Une étude sur la drosophile établit un lien entre la dopamine et les dysfonctionnements sexuels induits par le stress.

Une étude sur la drosophile établit un lien entre la dopamine et les dysfonctionnements sexuels induits par le stress.

Des scientifiques de l’Université métropolitaine de Tokyo ont mis en lumière des éléments clés des voies biochimiques reliant le stress aux dysfonctionnements sexuels. En étudiant la drosophile, ils ont démontré que le neurotransmetteur dopamine était responsable de la durée de la suppression persistante des comportements de parade nuptiale chez les mâles confinés dans un espace restreint, mais n’influençait pas la suppression initiale de l’accouplement. Leurs découvertes, réalisées sur un organisme modèle important, éclairent les facteurs neurobiologiques à l’origine des dysfonctionnements sexuels chez d’autres organismes, y compris l’être humain.

La biochimie du stress est un aspect crucial, mais encore mal compris, de la neurobiologie. On sait que l’exposition à des stimuli internes ou externes déclenche des modifications cérébrales dont les effets se font sentir bien après la fin de l’événement. À titre d’exemple, on peut citer l’influence du stress sur le comportement sexuel : les personnes souffrant de stress post-traumatique présentent souvent des dysfonctionnements sexuels. Cependant, malgré des preuves solides, les mécanismes moléculaires par lesquels le stress entraîne une baisse de la libido restent encore inconnus.

Une équipe dirigée par le professeur Takaomi Sakai de l’Université métropolitaine de Tokyo a utilisé la drosophile (mouche du vinaigre) pour étudier la relation entre le stress et les changements comportementaux. Les drosophiles sont des organismes modèles essentiels, dont les voies biochimiques sont suffisamment similaires à celles d’une vaste gamme d’animaux, y compris les mammifères, pour révéler des aspects clés de leur fonctionnement, tout en étant beaucoup plus faciles à étudier. L’équipe a examiné comment le stress lié au confinement, induit par le placement des drosophiles mâles dans un espace restreint, entraînait la suppression du comportement de parade nuptiale. On sait que le stress de confinement affecte de nombreux organismes, mais c’était la première fois qu’il était appliqué à l’étude des drosophiles.

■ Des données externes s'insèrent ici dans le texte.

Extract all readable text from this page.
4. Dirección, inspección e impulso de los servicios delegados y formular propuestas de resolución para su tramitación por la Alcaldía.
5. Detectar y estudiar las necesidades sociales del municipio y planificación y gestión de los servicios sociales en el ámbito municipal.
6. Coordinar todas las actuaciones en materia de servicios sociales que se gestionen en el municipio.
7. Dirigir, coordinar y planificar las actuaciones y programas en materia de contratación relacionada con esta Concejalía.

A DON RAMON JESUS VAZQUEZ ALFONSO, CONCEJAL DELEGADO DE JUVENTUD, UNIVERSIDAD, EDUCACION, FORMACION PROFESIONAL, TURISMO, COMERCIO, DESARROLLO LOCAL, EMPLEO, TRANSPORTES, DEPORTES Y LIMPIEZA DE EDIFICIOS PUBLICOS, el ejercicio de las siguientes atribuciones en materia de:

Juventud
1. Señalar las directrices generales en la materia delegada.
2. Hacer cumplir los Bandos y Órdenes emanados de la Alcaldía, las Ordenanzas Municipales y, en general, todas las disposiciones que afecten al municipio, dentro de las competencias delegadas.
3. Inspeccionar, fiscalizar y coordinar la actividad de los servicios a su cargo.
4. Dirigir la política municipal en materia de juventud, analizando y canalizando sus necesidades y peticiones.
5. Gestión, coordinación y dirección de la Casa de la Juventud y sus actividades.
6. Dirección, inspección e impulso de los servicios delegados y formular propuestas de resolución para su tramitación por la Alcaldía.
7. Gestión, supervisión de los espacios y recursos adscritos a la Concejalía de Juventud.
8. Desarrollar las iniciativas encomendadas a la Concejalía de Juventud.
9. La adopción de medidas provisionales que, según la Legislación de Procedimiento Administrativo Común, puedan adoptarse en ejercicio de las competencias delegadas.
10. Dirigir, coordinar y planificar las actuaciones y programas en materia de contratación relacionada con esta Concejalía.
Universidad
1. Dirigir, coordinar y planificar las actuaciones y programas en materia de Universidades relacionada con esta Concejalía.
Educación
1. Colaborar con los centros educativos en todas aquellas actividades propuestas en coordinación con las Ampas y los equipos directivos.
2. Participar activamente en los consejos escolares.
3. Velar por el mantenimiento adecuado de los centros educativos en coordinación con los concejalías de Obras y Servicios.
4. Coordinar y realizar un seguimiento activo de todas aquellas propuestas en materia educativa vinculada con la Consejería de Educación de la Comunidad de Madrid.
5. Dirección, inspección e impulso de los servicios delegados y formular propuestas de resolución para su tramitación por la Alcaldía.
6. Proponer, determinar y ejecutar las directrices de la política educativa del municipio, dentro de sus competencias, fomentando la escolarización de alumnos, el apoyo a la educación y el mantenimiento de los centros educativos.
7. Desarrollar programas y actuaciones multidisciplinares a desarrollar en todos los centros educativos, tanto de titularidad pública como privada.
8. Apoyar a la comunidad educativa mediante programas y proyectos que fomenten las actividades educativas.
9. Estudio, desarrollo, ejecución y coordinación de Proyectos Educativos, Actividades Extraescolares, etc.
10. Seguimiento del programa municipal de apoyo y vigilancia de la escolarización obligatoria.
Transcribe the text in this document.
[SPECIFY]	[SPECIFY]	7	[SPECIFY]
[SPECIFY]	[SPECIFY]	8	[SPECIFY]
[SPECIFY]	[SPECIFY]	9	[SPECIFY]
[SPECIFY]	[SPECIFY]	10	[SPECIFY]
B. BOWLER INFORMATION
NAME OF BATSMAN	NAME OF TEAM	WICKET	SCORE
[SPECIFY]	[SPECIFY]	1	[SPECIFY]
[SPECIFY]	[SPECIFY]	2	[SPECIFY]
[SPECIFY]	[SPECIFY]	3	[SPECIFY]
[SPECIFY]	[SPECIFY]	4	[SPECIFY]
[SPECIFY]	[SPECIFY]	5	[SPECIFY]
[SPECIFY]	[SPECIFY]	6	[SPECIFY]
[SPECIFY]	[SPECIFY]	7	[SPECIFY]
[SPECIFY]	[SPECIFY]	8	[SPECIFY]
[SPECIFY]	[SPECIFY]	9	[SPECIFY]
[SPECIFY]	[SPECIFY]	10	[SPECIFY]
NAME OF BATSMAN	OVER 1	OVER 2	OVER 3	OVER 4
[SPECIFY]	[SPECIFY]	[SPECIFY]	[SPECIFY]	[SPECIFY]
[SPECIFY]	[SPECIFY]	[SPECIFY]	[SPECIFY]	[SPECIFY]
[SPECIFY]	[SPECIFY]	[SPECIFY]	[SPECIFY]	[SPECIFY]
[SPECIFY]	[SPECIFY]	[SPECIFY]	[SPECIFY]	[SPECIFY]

L’équipe a découvert que la durée du stress chez les mouches mâles influençait la persistance du comportement de parade nuptiale inhibé. Les mouches confinées pendant dix minutes ne présentaient aucune inhibition, tandis que celles confinées pendant 30 ou 60 minutes présentaient une inhibition marquée de leur parade nuptiale. Plus le stress était long, plus l’effet persistait. En effet, les mouches soumises à 7 ou 24 heures de stress ont présenté une inhibition de leur parade nuptiale pendant au moins cinq jours. Curieusement, ce phénomène n’était pas simplement dû à une diminution de leur mobilité ou de leur appétit.

Pour retracer les origines biochimiques de ce phénomène, ils ont étudié la dopamine, un neurotransmetteur connu pour son implication dans les réponses au stress. En étudiant des drosophiles dont la production de dopamine était inhibée génétiquement ou pharmacologiquement, ils ont découvert que ni l’une ni l’autre de ces méthodes ne changeait la suppression du comportement de parade nuptiale ; en revanche, elles affectaient significativement la durée de la réponse induite par le stress. Ainsi, la dopamine était spécifiquement impliquée dans la persistance des modifications comportementales induites par le stress. Ils ont localisé cet effet dans le corps pédonculé, une structure cérébrale associée au traitement sensoriel, où des récepteurs dopaminergiques spécifiques ont été identifiés comme médiateurs du maintien du comportement induit par le stress.

Les résultats de l’équipe mettent en lumière le rôle spécifique de la dopamine dans la médiation de l’impact du stress sur les dysfonctionnements sexuels. Il s’agit d’une preuve cruciale pour comprendre comment le stress affecte le comportement et le bien-être d’autres organismes, y compris les êtres humains.